楚江梨却有些不解,“为何我要这么做?”
白清安摇头,他也不知为何会这样想,他心中的想法是,若阿梨有一日想要离开他,那他就会这样做。
楚江梨却看穿了他的心思,将手中的公文合上,与他说,“你想的是,有一日我想离开,你也会这么做?”
少年也不隐瞒,“……是。”
他问:“阿梨会想离开我吗?”
“会吧,等哪一日我厌倦了,自然会离开,我这人也一向喜欢新鲜的实物。”
“再说了,等你能活到我厌倦那一天再说吧。”
楚江梨后面半句话小声了些。
前几日的事情,并未影响他们二人的关系,时间还是在往前不断推进,桑渺会离开她,以后白清安也会离开她。
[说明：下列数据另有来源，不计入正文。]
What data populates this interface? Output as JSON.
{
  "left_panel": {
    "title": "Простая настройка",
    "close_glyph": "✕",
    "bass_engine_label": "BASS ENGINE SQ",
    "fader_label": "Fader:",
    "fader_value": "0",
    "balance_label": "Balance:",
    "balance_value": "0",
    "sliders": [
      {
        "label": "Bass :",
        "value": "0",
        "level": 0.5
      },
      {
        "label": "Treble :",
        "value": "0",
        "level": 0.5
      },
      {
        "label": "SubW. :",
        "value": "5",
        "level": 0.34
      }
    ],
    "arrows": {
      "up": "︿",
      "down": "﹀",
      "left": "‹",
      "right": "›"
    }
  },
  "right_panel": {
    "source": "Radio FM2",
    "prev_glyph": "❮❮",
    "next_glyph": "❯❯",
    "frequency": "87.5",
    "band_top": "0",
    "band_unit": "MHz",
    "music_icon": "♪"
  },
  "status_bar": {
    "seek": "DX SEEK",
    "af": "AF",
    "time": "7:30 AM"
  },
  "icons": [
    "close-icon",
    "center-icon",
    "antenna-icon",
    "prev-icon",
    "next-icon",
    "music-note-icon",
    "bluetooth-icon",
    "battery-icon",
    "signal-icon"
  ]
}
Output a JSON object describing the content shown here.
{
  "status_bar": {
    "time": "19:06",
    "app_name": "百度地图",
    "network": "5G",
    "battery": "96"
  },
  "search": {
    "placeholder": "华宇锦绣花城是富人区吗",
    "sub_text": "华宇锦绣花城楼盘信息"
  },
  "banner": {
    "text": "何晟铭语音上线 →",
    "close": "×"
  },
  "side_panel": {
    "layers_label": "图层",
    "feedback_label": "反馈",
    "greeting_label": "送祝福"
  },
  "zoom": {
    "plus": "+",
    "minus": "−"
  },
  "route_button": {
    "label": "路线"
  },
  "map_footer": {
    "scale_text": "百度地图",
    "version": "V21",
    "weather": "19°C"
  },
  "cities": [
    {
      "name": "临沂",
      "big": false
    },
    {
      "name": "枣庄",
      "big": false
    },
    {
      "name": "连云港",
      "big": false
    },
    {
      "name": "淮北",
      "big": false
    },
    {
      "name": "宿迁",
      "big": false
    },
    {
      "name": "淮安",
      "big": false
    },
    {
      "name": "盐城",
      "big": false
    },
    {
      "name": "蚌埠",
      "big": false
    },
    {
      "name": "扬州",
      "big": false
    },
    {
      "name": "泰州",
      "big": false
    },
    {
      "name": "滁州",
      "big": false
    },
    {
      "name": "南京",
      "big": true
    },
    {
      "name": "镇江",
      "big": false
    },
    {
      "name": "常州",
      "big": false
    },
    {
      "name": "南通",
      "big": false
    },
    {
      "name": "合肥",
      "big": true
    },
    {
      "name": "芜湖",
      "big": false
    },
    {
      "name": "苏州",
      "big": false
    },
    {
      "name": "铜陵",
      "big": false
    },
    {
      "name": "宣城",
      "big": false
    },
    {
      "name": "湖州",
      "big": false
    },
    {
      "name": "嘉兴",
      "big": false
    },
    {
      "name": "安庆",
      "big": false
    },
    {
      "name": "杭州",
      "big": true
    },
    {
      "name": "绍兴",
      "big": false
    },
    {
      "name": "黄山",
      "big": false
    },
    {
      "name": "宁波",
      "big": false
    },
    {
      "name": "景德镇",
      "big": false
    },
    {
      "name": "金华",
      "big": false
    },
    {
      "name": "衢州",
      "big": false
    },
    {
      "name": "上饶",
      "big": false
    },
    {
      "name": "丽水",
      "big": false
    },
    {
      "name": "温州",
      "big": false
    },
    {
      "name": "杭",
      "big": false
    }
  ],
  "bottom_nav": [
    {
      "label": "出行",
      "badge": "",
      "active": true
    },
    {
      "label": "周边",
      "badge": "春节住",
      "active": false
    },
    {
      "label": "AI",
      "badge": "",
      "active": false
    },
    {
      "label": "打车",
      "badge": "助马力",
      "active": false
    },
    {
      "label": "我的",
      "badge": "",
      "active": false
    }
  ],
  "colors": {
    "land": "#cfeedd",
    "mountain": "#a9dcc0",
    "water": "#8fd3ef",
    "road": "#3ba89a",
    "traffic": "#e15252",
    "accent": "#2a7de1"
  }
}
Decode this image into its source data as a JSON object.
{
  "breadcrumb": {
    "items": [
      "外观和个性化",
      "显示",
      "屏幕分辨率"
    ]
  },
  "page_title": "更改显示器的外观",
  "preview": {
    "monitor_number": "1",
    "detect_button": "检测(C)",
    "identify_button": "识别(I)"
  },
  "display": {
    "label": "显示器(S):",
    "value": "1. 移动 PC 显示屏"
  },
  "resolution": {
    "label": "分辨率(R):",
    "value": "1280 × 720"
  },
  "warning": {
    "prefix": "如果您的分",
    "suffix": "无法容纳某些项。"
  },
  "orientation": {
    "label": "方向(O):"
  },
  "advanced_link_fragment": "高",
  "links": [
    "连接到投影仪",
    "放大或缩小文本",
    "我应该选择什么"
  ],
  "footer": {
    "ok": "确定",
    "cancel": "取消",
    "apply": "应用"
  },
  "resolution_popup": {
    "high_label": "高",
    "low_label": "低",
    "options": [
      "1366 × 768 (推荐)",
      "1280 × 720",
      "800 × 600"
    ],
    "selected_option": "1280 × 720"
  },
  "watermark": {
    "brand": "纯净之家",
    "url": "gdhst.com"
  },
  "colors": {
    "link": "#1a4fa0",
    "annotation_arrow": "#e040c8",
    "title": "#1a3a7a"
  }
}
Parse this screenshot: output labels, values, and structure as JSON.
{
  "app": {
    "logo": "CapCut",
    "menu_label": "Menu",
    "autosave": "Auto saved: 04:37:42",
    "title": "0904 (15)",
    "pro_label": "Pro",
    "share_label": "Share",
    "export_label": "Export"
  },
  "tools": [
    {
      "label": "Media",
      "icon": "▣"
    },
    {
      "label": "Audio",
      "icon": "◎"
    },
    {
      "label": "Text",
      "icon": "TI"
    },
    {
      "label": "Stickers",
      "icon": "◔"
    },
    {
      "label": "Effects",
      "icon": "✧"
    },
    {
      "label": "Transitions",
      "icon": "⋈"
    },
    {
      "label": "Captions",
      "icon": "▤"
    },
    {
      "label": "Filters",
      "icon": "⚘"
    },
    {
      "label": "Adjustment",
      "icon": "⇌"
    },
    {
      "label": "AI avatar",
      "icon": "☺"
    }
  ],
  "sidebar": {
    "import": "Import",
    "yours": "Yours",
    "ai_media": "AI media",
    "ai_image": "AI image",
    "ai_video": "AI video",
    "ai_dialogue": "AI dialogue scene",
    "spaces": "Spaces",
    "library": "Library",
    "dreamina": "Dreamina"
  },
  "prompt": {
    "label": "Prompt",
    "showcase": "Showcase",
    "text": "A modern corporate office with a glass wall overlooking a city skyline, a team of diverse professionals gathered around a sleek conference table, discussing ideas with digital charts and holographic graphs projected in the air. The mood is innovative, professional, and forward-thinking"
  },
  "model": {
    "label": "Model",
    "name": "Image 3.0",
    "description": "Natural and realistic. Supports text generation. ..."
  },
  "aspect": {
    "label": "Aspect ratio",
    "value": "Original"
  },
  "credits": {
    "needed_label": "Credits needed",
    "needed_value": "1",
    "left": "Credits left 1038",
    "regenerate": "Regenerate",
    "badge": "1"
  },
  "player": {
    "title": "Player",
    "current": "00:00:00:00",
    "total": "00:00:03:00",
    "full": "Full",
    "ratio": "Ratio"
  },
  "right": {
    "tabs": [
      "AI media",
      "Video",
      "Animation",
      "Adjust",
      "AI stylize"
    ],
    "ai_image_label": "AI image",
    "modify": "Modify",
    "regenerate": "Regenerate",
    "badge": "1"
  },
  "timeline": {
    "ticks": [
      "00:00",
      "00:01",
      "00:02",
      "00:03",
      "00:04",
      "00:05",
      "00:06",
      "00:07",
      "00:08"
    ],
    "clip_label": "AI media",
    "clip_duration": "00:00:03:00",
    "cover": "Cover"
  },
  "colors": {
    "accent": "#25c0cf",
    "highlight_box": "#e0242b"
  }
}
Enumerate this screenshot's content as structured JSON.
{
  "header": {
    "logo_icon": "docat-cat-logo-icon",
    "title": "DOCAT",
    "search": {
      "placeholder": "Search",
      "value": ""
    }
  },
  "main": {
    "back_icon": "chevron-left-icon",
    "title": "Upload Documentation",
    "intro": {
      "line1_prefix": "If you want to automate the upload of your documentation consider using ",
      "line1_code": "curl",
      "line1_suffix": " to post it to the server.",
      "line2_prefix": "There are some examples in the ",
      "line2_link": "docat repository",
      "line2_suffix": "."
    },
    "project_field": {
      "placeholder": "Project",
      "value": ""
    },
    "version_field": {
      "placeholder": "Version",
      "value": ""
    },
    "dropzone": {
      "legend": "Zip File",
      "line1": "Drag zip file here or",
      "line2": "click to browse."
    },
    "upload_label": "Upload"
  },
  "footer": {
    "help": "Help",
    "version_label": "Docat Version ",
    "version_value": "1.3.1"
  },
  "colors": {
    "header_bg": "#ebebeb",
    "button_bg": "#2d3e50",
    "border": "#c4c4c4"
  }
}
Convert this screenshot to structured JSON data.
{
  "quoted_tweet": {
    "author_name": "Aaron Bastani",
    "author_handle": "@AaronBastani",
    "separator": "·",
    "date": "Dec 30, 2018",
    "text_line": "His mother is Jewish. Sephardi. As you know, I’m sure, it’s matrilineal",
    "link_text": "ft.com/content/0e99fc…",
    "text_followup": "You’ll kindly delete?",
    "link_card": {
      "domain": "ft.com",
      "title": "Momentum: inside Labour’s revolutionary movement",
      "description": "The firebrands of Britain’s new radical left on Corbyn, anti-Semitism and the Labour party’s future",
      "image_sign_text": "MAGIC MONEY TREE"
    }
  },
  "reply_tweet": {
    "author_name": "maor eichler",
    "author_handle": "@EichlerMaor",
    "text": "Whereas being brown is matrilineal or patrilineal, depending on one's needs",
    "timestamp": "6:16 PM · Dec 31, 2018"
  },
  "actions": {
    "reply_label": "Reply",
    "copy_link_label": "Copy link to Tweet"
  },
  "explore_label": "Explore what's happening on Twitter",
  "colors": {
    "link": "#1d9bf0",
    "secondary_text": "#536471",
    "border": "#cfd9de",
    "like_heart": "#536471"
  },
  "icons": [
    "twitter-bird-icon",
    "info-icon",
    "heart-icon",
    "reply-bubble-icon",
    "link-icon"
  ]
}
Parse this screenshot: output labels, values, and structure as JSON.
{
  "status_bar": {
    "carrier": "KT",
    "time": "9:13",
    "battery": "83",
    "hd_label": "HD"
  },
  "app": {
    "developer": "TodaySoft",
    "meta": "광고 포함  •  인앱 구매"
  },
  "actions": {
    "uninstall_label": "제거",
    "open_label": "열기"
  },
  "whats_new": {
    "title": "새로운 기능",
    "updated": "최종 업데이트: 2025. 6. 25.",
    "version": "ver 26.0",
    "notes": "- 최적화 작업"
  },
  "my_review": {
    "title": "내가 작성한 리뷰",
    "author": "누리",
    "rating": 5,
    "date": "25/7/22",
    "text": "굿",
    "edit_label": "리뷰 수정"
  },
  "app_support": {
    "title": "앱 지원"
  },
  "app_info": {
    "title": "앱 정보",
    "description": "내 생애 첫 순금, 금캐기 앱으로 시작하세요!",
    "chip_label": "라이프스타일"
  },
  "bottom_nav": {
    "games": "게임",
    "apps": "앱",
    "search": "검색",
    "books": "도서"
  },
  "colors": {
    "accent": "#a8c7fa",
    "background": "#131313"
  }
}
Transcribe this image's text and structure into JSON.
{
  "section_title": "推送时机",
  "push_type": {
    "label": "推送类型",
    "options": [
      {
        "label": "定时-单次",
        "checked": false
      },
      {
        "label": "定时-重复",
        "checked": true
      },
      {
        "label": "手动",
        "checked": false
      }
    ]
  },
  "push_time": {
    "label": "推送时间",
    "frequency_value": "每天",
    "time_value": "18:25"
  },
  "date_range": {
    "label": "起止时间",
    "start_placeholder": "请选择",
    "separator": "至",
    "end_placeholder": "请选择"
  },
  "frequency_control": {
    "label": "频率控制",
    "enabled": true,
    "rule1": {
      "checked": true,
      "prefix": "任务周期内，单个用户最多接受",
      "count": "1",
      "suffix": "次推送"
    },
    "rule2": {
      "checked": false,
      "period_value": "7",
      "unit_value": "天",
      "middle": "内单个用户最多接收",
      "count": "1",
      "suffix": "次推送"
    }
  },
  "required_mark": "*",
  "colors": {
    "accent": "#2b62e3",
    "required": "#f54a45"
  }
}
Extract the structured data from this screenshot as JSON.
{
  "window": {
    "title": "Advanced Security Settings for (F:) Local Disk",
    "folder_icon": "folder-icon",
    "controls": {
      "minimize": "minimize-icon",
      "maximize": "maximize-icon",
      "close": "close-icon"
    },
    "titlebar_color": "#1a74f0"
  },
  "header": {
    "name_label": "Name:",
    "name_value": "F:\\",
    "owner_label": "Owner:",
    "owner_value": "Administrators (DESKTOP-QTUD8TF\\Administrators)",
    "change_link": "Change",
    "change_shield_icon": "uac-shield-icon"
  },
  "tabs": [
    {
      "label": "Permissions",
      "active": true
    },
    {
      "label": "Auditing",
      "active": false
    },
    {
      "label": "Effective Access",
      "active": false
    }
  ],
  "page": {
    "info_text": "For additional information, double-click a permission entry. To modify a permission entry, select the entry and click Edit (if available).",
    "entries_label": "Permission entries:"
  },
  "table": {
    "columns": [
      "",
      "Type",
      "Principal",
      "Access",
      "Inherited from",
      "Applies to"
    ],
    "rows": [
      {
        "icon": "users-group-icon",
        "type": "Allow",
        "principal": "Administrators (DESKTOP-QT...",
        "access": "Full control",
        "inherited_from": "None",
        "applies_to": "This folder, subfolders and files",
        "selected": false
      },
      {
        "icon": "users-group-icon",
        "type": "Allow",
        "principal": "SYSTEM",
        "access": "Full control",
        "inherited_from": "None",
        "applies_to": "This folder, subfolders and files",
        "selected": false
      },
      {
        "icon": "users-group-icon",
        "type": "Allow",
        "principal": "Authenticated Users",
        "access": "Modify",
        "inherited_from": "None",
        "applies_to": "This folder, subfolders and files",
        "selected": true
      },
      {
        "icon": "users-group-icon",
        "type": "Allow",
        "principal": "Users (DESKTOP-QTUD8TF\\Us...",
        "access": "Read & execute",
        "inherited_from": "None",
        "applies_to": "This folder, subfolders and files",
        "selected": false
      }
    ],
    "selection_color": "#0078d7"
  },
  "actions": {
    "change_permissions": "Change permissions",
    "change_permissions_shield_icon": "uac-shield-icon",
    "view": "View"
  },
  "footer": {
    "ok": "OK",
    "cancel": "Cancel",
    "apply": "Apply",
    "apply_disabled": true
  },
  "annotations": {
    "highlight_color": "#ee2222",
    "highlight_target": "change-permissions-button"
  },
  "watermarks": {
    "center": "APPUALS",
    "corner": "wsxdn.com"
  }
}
前几日她去问过那位丹修叔伯,白清安这究竟是为何,不过将白清安的名字隐去,再将他们二人之间那部分也掐了去。
叔伯捋了捋花白的胡须,神色凝重地问她,“神女所说可是归云之人?”
楚江梨神色讶异,她原是不想说的,“叔伯知道?”
“老朽这些年对外面的事也略有耳闻,现如今归云阁阁主的行事做派,怕是……不会将其他人留下。”
“神女口中这位好友……可是原本的少阁主白清安?”
她再次惊诧,却想不到为何这样明显:“叔伯怎知?”
“神女所说的症状,应当是归云阁之人所有的,返璞之症,老朽从古籍上看到过。”
“此症正如神女所言,枝繁叶茂,喜怒无常,只记得过往之事。”
“归云阁之人,原身本就是株花草,再说通俗些,这便是所谓的返祖,再往后,那人会全然变成花草,记得的东西也会越来越少。”
后来楚江梨又问他,为何一下便知是白清安,此症可有解。